We still need help on what we should put in the tank with the Lionfish. We are going to get some live rock before adding any new fish and shopping around for some. I live at the beach. Shold I just go and get some from the beach, or would that not be a good idea? I do like the look of the Fiji rock though. 

I also have a question in regards to my skimmer. We hooked it up yesterday, and everything is whirling, but how do I know if it's working properly? There's foam going up to the top but nothing going into the collection cup. Also it's kind of making the water cloudy where it's re-entering the tank. Is that normal?


----------



## bettababy (Oct 12, 2006)

What kind of skimmer are you using? (make/model/hang on?)
Is there a sump system? How big is the tank?
I would not suggest using rock picked up from the beach. You would be risking contamination of many sorts. Pollution levels would then be added to your tank, and can be difficult to impossible to fix later. The best rock to get is from a store, cured, and not full of algae or aptaisa. Fiji and Marshall Island rock tend to be the better in quality.


----------



## caferacermike (Oct 3, 2006)

The rock from Virginia is terrestrial based, meaning not at all what live rock is. Live rock is from the source of our tropical salt environments. it is primarily calcium and made up of everything good about where your fish and corals tend to come from. Unlike the rock found in VA, typically granite, it is light and porous. 

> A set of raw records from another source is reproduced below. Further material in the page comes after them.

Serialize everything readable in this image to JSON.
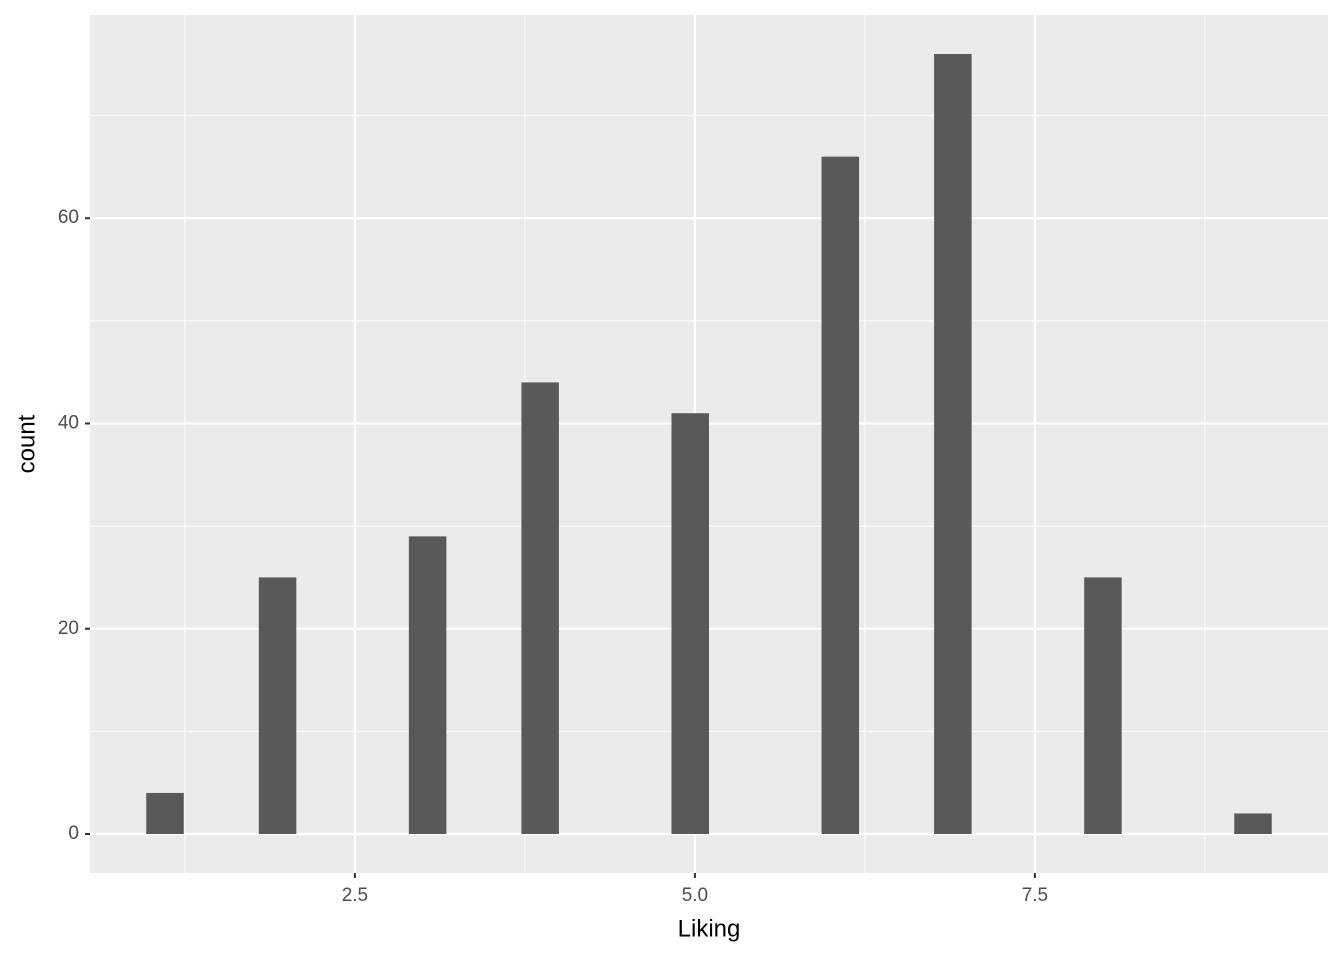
{
  "chart_data": {
    "type": "histogram",
    "x_label": "Liking",
    "y_label": "count",
    "bins": [
      0.9655,
      1.2414,
      1.5172,
      1.7931,
      2.069,
      2.3448,
      2.6207,
      2.8966,
      3.1724,
      3.4483,
      3.7241,
      4.0,
      4.2759,
      4.5517,
      4.8276,
      5.1034,
      5.3793,
      5.6552,
      5.931,
      6.2069,
      6.4828,
      6.7586,
      7.0345,
      7.3103,
      7.5862,
      7.8621,
      8.1379,
      8.4138,
      8.6897,
      8.9655,
      9.2414
    ],
    "values": [
      4,
      0,
      0,
      25,
      0,
      0,
      0,
      29,
      0,
      0,
      44,
      0,
      0,
      0,
      41,
      0,
      0,
      0,
      66,
      0,
      0,
      76,
      0,
      0,
      0,
      25,
      0,
      0,
      0,
      2
    ],
    "color": "#595959",
    "xlim": [
      0.552,
      9.655
    ],
    "ylim": [
      -3.8,
      79.8
    ],
    "xticks": [
      2.5,
      {
        "value": 5,
        "label": "5.0"
      },
      7.5
    ],
    "yticks": [
      0,
      20,
      40,
      60
    ],
    "grid": true,
    "minor_grid": true
  }
}
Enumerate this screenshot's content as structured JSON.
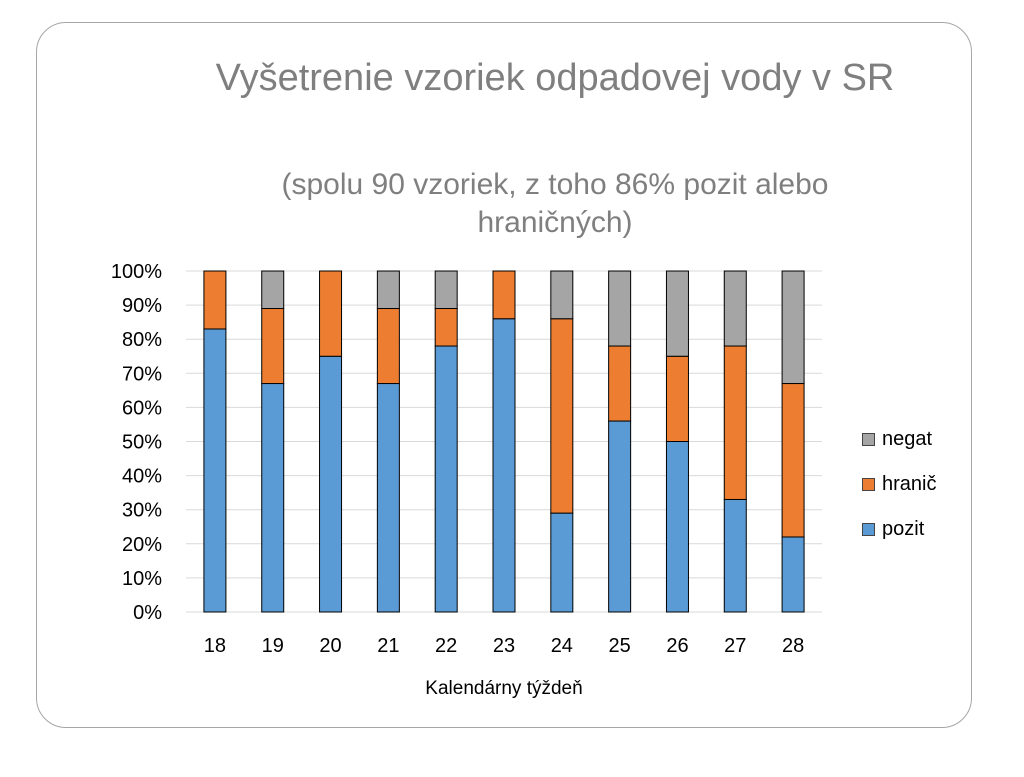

Chances are your skimmer is working properly. It can take a few days to show any skimmate. You probably won't fill the cup but every 3-4 days.


----------



## jdecorse25 (Feb 13, 2007)

*thanks a lot guys*

Thanks a lot guys, I thought that about the rock right after I posted. The polution would be the biggest thing wrong with going to the beach and gathering rock.


----------



## caferacermike (Oct 3, 2006)

No the biggest problem with getting your rock locally is you do not live in a reef area. Your rock, being terrestrial, is actually broken granite, shale and quartz. That rock is rock that has been eroded away by the ocean and has fallen in. It is NOTHING like the rock we buy from the LFS as live rock. It is smooth and heavy, not porous and light. Also your area is probably considered a cold water area unlike the sub tropical areas that live rock comes from, meaning that any sort of hitch hiking fauna will die unless a chiller is used on the tank to keep it below 76F.

Once the proper rock is found, pollution is a serious consideration.

I hope that helps you to understand liverock a little more and why it is important to buy the right rock for the purpose.


----------